Pas de lotissement opposable sans transfert de propriété ou de jouissance des lots

Par un arrêt du 13 février 2026 (CE, 13 février 2026, n° 501671), le Conseil d’État est venu préciser les conditions dans lesquelles le troisième alinéa de l’article R. 151-21 du Code de l’urbanisme permet d’apprécier un projet à l’échelle du lot.

Pour rappel, en matière de lotissement, le régime juridique applicable comporte des règles spécifiques, dont celle prévue par ce troisième alinéa. Ces dispositions prévoient que le projet doit, en principe, être apprécié au regard de l’ensemble des règles du PLU, sauf si « le règlement de ce plan s’y oppose ».

En l’espèce, le litige portait sur un permis de construire délivré sur un lot détaché d’une parcelle ayant précédemment fait l’objet d’un permis d’aménager. Les requérants soutenaient que les règles du PLU applicables à la demande de permis de construire devaient être appréciées à l’échelle de la parcelle d’origine et non à celle du lot.

Par un jugement du 17 décembre 2024 (TA Marseille, 17 décembre 2024, n° 2204657), le tribunal administratif de Marseille a rejeté la demande d’annulation en considérant que, compte tenu de l’achèvement des travaux du lotissement, le régime du lotissement était applicable. Dès lors, les règles du PLU devaient être appréciées à l’échelle du lot.

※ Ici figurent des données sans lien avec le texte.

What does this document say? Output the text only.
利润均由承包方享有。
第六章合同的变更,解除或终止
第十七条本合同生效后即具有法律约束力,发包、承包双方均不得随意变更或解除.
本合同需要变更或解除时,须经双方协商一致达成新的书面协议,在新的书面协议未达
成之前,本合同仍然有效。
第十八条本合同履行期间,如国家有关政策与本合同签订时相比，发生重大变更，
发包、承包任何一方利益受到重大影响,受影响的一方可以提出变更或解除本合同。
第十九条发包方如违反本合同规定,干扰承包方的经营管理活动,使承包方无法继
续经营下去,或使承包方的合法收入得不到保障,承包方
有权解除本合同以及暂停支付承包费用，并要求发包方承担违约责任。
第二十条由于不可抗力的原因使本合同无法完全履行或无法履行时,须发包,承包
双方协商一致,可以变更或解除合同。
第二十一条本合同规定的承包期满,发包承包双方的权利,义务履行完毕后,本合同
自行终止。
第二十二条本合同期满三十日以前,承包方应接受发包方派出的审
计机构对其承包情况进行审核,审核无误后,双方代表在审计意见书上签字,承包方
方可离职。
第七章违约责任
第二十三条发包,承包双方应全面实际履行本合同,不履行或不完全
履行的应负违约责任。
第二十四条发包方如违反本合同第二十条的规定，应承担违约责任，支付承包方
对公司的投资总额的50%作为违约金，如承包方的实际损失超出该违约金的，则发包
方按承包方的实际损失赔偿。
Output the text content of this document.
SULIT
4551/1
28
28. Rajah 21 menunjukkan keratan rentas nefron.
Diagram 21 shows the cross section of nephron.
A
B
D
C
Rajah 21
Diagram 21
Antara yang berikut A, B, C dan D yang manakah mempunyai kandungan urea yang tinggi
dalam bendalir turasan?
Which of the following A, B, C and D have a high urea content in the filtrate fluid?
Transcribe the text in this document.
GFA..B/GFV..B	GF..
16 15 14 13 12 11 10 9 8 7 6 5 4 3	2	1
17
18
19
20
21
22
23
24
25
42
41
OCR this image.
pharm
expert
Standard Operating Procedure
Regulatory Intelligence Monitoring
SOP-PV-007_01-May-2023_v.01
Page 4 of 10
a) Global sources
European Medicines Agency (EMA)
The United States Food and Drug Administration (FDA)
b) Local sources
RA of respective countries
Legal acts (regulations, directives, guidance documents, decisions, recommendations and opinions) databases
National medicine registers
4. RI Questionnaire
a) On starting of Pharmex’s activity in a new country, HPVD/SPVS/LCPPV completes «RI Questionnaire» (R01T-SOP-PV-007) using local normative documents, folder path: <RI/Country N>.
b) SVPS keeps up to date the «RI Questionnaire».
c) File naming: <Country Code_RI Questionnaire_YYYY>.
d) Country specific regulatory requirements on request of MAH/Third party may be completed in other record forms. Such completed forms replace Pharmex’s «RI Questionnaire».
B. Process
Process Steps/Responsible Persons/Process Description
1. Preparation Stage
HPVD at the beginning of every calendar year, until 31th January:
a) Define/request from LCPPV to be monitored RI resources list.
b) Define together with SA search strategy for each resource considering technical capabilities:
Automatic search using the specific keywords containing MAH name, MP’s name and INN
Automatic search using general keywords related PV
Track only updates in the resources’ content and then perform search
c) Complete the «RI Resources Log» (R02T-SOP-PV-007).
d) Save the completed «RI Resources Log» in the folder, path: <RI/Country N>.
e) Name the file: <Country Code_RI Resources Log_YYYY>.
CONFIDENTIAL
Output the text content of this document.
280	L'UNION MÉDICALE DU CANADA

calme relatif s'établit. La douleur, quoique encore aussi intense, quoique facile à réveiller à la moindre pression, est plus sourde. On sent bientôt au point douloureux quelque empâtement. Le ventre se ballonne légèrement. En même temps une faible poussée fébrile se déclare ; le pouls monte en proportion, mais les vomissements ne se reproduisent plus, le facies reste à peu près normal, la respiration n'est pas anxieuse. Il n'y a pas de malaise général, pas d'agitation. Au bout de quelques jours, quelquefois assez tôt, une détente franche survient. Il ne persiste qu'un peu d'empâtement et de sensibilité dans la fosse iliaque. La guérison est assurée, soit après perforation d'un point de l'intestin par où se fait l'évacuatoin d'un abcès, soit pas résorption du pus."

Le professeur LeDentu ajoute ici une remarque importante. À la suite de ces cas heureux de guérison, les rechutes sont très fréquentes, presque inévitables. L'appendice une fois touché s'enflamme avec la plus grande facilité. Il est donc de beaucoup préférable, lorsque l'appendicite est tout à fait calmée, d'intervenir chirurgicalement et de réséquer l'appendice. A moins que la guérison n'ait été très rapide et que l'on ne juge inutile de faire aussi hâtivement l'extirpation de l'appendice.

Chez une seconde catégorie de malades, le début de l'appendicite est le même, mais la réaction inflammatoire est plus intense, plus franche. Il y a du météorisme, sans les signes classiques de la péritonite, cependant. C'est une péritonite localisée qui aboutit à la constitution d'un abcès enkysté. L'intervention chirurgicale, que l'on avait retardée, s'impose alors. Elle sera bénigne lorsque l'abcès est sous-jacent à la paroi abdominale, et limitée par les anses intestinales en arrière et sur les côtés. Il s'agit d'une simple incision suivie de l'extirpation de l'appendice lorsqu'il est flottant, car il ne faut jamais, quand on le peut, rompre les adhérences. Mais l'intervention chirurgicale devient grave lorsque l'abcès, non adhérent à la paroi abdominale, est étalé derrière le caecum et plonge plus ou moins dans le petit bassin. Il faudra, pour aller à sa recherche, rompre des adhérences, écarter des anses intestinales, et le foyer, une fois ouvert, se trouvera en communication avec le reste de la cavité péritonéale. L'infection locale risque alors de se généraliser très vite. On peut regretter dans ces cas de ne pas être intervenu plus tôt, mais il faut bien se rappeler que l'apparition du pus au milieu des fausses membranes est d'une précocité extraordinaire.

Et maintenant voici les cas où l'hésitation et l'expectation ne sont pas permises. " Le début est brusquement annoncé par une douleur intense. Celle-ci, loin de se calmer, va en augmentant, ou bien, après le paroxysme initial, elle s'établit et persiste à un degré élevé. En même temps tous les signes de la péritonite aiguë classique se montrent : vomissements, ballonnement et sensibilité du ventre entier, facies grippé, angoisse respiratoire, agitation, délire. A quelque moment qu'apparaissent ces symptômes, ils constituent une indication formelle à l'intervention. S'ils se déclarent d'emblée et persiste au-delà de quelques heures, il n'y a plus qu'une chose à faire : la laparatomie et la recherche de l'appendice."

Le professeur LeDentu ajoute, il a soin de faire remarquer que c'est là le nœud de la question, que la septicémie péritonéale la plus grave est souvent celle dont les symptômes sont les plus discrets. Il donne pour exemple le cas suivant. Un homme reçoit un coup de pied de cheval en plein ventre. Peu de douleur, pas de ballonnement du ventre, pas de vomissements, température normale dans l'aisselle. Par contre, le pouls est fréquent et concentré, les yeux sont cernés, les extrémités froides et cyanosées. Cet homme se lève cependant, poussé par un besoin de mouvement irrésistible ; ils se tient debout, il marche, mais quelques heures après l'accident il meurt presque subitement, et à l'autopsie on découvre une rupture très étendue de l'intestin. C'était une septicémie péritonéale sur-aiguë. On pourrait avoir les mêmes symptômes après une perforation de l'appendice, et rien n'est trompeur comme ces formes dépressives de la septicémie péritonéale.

Au visa de l’article L. 442-1 du Code de l’urbanisme, qui définit le lotissement comme « la division en propriété ou en jouissance d’une unité foncière », le Conseil d’État annule ce jugement. Il précise que le troisième alinéa de l’article R. 151-21 du Code de l’urbanisme ne peut s’appliquer à un permis de construire délivré dans un lotissement qu’à la condition que « le transfert de propriété ou de jouissance d’au moins un des lots du lotissement ait été acté à la date de délivrance du permis de construire », même si ce transfert est soumis à une condition suspensive.

Cette condition n’étant pas remplie en l’espèce, l’appréciation des règles du PLU devait se faire à l’échelle de l’unité foncière d’origine.

Conclusion

Par cet arrêt, le Conseil d’État précise que l’application du régime prévu au troisième alinéa de l’article R. 151-21 du Code de l’urbanisme suppose qu’un transfert de propriété ou de jouissance d’au moins un lot soit intervenu à la date de délivrance du permis de construire.

Ce n’est qu’à cette condition que le permis peut être regardé comme s’inscrivant dans un lotissement et que les règles du PLU peuvent être appréciées à l’échelle du lot.